Meet the Jury: Sasha Hemon
February 1, 2019
Aleksandar (Sasha) Hemon is the author of The Lazarus Project, The Book of My Lives, and The Making of Zombie Wars. He has been the recipient of a Guggenheim Fellowship, a “genius grant” from the MacArthur Foundation, the Jan Michalski Prize for Literature, the PEN/ W.G. Sebald Award, 2012 USA Fellowship, and most recently 2017 PEN/Jean Stein Grant for Oral History. He teaches at Princeton University in New Jersey.
When did you first know you wanted to be an author?
Being an author is a job one has in a particular society — you get paid for being an author, which is not the same thing as getting paid for being a writer. I wanted to write well before I even considered being an author, because I grew up in socialist/pre-war Yugoslavia, where authors were either ideologically corrupt (obeying the leader or the party) or dissidents. And some of the dissidents would become fascist too. In any case, when I was young, I had no ambition to be an author. I just wanted to write and make some money doing it. So I started out as a journalist, and my first published writing was journalism. Once I found myself in the United States, I wrote literature while working low-paid jobs and being a graduate student. Being an author was — and is — just a necessary condition of writing for a living. I do not long for book tours and promotional interviews. I like public readings, but I never fantasized about them. Being an author means being engaged in public and professional performances. I’m fine with that, but I would be just as happy, or even happier, if I only wrote and never had to do the author stuff.
What is your writing routine?
I get up in the morning, have breakfast and coffee, then I write, unless I have to do something else (teach, wrangle children, watch soccer).
What are you working on now?
I am writing a novel; a collection of Bosnian refugee narratives (non-fiction); a script with Lana Wachowski and David Mitchell; a script in Bosnian.

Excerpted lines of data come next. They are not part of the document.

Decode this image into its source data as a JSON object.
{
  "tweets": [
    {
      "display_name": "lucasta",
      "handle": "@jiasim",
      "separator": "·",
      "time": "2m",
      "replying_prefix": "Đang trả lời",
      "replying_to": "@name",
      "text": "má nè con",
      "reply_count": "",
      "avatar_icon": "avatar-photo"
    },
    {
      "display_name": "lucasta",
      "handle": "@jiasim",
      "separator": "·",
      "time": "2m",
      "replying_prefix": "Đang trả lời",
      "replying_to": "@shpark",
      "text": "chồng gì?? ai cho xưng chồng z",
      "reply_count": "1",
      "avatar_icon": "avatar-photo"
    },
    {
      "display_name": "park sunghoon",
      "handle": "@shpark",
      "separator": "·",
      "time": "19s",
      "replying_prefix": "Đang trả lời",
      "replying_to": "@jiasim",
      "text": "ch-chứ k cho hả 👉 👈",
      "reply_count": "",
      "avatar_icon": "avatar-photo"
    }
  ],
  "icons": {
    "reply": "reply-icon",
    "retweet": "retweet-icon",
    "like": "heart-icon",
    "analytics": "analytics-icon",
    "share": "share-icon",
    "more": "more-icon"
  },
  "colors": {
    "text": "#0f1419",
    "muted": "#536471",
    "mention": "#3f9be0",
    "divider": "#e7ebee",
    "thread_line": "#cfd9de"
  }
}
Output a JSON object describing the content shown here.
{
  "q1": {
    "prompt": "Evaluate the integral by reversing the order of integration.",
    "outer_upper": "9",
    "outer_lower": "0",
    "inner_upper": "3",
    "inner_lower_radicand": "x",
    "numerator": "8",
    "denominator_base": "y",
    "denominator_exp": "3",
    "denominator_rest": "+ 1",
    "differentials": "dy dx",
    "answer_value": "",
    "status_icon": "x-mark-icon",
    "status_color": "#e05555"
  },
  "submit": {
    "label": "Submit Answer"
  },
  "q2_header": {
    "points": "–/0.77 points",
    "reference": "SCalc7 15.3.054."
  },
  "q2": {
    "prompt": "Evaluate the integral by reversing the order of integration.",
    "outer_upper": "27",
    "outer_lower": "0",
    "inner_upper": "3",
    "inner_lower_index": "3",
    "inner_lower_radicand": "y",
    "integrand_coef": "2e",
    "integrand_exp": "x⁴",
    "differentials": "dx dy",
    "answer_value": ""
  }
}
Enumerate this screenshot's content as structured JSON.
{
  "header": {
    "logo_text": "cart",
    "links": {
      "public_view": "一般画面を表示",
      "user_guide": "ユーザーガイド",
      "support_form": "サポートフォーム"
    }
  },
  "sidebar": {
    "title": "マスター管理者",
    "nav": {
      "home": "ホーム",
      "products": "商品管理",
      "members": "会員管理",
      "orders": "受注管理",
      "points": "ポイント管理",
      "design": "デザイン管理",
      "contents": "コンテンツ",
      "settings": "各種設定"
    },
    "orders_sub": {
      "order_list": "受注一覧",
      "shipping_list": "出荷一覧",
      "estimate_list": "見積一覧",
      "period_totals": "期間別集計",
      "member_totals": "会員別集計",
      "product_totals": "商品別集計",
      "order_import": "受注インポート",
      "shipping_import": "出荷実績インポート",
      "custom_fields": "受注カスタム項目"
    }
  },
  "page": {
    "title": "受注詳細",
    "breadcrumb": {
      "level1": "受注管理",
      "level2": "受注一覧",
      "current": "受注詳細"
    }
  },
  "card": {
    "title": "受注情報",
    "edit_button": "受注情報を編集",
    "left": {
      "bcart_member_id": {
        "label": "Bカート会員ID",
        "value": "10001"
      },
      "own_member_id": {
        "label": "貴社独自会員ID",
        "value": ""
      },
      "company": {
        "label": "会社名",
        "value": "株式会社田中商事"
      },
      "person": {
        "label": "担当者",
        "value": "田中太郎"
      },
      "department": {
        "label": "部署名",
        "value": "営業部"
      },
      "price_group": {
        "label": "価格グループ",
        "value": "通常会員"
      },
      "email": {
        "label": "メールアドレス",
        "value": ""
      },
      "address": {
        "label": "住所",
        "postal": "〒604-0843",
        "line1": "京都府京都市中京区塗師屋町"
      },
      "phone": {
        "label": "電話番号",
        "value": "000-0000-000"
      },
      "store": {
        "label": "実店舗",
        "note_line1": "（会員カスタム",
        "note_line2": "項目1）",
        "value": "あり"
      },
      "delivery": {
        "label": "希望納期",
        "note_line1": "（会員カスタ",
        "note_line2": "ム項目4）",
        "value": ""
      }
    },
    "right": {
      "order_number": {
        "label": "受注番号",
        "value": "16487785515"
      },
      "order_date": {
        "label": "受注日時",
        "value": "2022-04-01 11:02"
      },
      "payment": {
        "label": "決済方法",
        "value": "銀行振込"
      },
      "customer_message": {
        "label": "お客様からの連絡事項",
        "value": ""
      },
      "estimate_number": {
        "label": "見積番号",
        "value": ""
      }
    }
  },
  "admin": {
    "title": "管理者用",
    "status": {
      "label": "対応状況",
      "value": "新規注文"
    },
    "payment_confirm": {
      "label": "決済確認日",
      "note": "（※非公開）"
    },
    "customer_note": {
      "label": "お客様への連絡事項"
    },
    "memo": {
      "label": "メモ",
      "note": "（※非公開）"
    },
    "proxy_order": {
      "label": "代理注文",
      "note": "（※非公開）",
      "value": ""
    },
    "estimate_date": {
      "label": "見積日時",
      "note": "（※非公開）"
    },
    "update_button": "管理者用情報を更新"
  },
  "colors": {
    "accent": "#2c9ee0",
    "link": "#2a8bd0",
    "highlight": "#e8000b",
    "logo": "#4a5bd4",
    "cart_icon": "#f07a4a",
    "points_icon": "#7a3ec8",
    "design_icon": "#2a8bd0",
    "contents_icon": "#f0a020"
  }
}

Who is your favourite Canadian author?
Michael Ondaatje. Sometime in the eighties, I came across a translation of The Collected Works of Billy the Kid in the back of a literary magazine, and it blew me away. I’ve been reading, rereading and teaching his work ever since. He is my favorite writer in the English language.
If you could tell your younger writing self anything, what would it be?
Don’t write poetry. Keep writing poetry.
What kind of research do you do, and how long do you spend researching before beginning a book?
Depends on the book. The novel I’m writing requires extensive research, and I’ve been reading books pertinent to it for years now. Also talking to people, experts in the fields in which I’m a dilatant (which is every field), asking them dumb and intricate questions, the answers to which might help with a sentence (or less) that a reader will most likely totally skip. I research until it bores me, at which point I am most likely to start making stuff up, and that’s where I want to be.
Where is your favourite place to write?
I can write anywhere: on airplanes, in hotels, airports, coffee shops—anywhere, except home. My favorite place right now is my Princeton office, because it has a lovely view. And now I have a humidifier.
How many hours a day do you try to write? Why did you choose this number?
Only when I’m under deadline do I set goals to myself, and even then it is the word count. However, I do not set myself up for failure. If I don’t do it, it’s okay. I don’t have trouble generating text. If anything, I write too much. I also think that it is not only okay but necessary not to write. I plan to spend a year or two not writing, hopefully soon.
If you didn’t write, what would you do for work?
Keith Richards was once asked what he would have been if he wasn’t a guitarist in a rock band. And he said: “A bum.” If I had a choice I’d be a ski bum, just slumming it on the slopes. If I actually had to work, I’d be a soccer coach.
What is your favourite childhood book?
I read a lot as a kid, and also had a very long childhood. But the book that comes to mind is Ferenz Molnar’s The Paul Street Boys.
Which piece of writing are you most proud of and why?
Other than an odd paragraph in various books, there are a couple of stories in Love and Obstacles that are perfect in that I did exactly what I wanted to do, and I wouldn’t do anything differently. I’m also proud of The Aquarium, as it was by far the hardest piece I have ever written.
What are you most looking forward to being a juror for the 2019 Scotiabank Giller Prize?
Reading a lot of books, talking about them with people I admire, spending time in Toronto, which I love. And being part-time Canadian, since I have about 100 family members in Ontario alone.